La CGIL condivide lo sforzo del Governo greco di proporre misure economiche che, pur in assenza di una politica economica espansiva, si caratterizzino per maggiore equità e giustizia sociale, oltre che maggiore efficienza economica e finanziaria, come la lotta all’evasione e l’introduzione di una imposizione patrimoniale progressiva, e lo sostiene anche nella difesa della contrattazione collettiva e nel rinnovamento delle relazioni
industriali come leva per la crescita e l’occupazione.
La CGIL pensa che vada assolutamente evitata una pressione analoga a quella che spinse il Governo Papandreou a evocare il referendum per ratificare il primo piano di salvataggio e poi a cambiare idea in nome di un malinteso senso di responsabilità nazionale, che portò solamente a un aggravamento della situazione economica e sociale.

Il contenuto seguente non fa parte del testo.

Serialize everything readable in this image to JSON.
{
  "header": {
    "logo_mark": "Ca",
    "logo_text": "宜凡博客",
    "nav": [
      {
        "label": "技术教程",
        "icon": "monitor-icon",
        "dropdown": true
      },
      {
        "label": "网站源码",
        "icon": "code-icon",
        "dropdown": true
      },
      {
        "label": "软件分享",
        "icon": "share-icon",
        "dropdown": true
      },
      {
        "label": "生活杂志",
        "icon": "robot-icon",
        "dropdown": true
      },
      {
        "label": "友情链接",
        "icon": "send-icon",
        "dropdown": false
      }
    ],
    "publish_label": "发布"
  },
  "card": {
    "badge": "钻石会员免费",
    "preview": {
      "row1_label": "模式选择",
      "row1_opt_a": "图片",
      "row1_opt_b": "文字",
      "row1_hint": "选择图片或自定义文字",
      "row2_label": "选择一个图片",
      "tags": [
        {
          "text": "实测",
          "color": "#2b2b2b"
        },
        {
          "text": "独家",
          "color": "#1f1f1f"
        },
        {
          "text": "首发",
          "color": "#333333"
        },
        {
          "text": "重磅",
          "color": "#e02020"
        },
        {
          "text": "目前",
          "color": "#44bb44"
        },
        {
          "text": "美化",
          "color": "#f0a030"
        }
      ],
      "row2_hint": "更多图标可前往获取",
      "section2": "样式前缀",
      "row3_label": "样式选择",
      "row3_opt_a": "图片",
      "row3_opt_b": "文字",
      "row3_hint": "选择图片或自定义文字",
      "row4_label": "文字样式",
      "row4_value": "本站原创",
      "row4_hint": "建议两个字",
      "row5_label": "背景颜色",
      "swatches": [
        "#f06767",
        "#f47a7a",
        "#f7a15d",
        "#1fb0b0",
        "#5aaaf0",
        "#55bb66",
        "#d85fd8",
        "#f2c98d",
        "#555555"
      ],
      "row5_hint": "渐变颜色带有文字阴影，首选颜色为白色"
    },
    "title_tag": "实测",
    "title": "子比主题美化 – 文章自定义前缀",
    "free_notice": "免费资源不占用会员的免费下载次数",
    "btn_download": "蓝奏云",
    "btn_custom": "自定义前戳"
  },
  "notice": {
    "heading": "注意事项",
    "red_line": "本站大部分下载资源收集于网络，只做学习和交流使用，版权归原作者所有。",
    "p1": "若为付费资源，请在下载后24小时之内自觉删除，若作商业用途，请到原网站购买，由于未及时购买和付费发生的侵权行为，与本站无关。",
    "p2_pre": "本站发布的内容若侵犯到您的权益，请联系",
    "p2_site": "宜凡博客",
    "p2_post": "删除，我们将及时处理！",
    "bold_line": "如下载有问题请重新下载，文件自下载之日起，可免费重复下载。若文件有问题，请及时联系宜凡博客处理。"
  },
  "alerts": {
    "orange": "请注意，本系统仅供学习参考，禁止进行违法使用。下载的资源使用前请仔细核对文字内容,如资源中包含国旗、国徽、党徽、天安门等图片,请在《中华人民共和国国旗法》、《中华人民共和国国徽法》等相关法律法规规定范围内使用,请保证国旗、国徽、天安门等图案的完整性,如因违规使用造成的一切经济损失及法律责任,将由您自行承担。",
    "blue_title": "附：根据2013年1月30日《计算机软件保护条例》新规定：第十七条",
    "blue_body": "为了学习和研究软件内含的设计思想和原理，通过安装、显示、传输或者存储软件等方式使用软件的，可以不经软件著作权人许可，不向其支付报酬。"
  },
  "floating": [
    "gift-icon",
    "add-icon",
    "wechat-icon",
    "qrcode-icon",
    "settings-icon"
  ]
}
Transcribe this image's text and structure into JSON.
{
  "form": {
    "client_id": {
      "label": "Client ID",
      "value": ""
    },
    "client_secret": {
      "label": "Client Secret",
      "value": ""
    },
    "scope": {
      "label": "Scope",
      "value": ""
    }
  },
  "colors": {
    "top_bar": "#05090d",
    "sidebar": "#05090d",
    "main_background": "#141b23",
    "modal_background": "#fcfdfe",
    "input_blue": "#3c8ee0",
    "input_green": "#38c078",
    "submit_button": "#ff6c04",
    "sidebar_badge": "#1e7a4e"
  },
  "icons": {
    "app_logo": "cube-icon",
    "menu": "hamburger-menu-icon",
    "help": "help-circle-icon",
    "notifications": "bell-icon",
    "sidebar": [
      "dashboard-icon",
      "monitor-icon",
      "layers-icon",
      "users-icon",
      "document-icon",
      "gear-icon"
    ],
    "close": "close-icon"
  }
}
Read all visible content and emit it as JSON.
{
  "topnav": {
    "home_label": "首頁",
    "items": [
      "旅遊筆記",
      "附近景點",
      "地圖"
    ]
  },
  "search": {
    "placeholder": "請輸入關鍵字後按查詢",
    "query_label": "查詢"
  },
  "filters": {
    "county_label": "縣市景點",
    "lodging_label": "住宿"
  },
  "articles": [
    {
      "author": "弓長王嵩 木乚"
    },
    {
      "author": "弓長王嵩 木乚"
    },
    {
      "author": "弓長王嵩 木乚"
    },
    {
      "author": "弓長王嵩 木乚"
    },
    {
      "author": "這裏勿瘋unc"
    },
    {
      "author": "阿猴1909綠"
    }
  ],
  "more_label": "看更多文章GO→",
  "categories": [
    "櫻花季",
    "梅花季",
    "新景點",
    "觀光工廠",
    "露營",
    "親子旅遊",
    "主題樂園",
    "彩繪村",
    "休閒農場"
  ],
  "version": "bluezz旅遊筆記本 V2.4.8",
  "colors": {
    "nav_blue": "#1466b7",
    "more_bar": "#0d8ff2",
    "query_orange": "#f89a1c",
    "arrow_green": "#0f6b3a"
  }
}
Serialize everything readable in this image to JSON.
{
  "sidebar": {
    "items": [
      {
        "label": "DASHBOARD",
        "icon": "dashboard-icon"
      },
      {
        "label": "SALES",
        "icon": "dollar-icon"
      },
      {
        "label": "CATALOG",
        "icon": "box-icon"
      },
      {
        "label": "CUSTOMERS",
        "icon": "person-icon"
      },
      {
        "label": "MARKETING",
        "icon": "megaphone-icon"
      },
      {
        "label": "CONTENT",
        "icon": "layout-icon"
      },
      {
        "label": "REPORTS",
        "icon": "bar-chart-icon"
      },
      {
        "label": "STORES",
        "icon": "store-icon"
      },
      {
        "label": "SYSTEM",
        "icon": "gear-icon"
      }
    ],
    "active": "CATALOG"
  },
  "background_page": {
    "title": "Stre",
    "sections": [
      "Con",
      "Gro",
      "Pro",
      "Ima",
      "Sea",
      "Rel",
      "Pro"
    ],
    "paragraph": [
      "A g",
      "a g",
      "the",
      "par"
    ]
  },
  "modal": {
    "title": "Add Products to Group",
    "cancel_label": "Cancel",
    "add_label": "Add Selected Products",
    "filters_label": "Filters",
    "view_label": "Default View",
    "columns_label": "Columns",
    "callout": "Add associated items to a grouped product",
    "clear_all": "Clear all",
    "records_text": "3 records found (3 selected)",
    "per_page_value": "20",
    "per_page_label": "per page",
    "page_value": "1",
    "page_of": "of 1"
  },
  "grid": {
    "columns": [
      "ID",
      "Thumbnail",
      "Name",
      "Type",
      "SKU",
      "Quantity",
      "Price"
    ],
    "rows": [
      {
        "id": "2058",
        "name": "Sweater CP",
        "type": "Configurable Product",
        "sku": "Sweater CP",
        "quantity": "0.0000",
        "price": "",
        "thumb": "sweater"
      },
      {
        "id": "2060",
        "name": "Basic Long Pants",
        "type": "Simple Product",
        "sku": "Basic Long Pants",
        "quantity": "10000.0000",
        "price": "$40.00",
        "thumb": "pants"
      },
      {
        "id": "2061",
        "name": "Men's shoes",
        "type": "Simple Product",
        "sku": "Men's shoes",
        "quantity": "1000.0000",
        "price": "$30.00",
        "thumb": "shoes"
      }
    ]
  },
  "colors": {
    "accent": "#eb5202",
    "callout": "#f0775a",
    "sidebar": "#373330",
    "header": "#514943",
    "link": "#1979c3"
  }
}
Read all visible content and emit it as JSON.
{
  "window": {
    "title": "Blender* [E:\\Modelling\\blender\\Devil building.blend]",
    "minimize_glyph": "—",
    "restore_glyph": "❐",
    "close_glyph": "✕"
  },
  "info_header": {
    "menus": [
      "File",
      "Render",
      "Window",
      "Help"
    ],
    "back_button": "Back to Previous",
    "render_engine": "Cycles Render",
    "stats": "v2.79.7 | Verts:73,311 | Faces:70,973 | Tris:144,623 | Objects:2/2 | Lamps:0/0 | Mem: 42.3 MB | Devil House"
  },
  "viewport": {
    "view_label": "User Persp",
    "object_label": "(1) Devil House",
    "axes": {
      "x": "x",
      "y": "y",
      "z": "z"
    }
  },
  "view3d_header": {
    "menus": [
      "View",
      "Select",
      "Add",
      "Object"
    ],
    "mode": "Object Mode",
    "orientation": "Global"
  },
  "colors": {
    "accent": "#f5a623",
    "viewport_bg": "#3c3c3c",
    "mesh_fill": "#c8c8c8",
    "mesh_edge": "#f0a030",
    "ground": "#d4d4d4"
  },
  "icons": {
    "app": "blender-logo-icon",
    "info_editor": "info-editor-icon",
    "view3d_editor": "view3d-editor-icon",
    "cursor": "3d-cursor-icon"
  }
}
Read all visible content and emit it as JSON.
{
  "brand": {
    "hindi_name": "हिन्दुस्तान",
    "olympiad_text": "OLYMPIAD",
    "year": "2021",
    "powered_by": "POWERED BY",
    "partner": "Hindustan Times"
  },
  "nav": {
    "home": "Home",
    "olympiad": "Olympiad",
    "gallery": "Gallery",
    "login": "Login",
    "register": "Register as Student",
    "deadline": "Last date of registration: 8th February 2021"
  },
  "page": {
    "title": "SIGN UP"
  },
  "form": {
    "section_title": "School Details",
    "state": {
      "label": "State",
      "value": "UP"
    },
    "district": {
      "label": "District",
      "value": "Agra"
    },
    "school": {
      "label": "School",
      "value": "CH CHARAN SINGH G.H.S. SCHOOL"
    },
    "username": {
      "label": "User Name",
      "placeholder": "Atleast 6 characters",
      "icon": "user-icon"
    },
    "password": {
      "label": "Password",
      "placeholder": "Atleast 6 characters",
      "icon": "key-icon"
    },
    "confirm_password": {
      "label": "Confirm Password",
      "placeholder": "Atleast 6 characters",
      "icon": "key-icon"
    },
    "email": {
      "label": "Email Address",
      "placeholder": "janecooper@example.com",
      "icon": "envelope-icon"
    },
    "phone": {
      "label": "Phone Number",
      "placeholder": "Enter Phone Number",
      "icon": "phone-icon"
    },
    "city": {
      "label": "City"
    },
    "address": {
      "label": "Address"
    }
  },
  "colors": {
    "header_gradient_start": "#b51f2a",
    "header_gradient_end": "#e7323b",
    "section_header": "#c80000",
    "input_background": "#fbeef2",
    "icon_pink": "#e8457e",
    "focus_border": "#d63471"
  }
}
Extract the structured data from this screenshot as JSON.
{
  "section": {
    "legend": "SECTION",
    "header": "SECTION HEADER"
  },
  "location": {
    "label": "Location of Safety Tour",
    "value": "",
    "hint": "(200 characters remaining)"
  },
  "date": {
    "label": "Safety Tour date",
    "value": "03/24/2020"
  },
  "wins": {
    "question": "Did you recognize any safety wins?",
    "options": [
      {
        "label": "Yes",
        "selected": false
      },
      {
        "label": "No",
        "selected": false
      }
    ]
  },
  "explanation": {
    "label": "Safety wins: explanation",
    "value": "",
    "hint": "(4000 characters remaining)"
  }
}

La CGIL è convinta che sia necessario chiedere ai governi dell’Unione, alla Commissione e agli organismi finanziari internazionali di riaprire la trattativa. Sono ampi i margini per definire misure condivise e raggiungere gli obiettivi di consolidamento del debito sovrano greco con nuova crescita, più occupazione e maggiore equità sociale.
Anche per questo, la CGIL crede sia opportuno che venga espressa con chiarezza e decisione la posizione del Governo italiano sulla questione greca. Non è corretto, né strategico, assumere – come apparso fino ad ora – atteggiamenti opportunistici su una vicenda tanto drammatica quanto rilevante per il destino dei popoli europei.
La CGIL sostiene che il nostro Paese debba assumere una posizione di sostegno all’elaborazione di politiche economiche alternative all’austerità, a partire proprio dalla riapertura al dialogo e al confronto in sede europea sulle politiche economiche, monetarie e finanziarie utili a risolvere la crisi greca e, in generale, la crisi europea.
Le istituzioni sovranazionali devono ridare centralità alla politica e alla democrazia, rilanciando il disegno di pace, il modello sociale e il progetto di sviluppo dell’Europa.
La Cgil, per parte sua, chiederà ai sindacati europei di intraprendere tutte le iniziative possibili a livello europeo per favorire il dialogo e riavviare le trattative.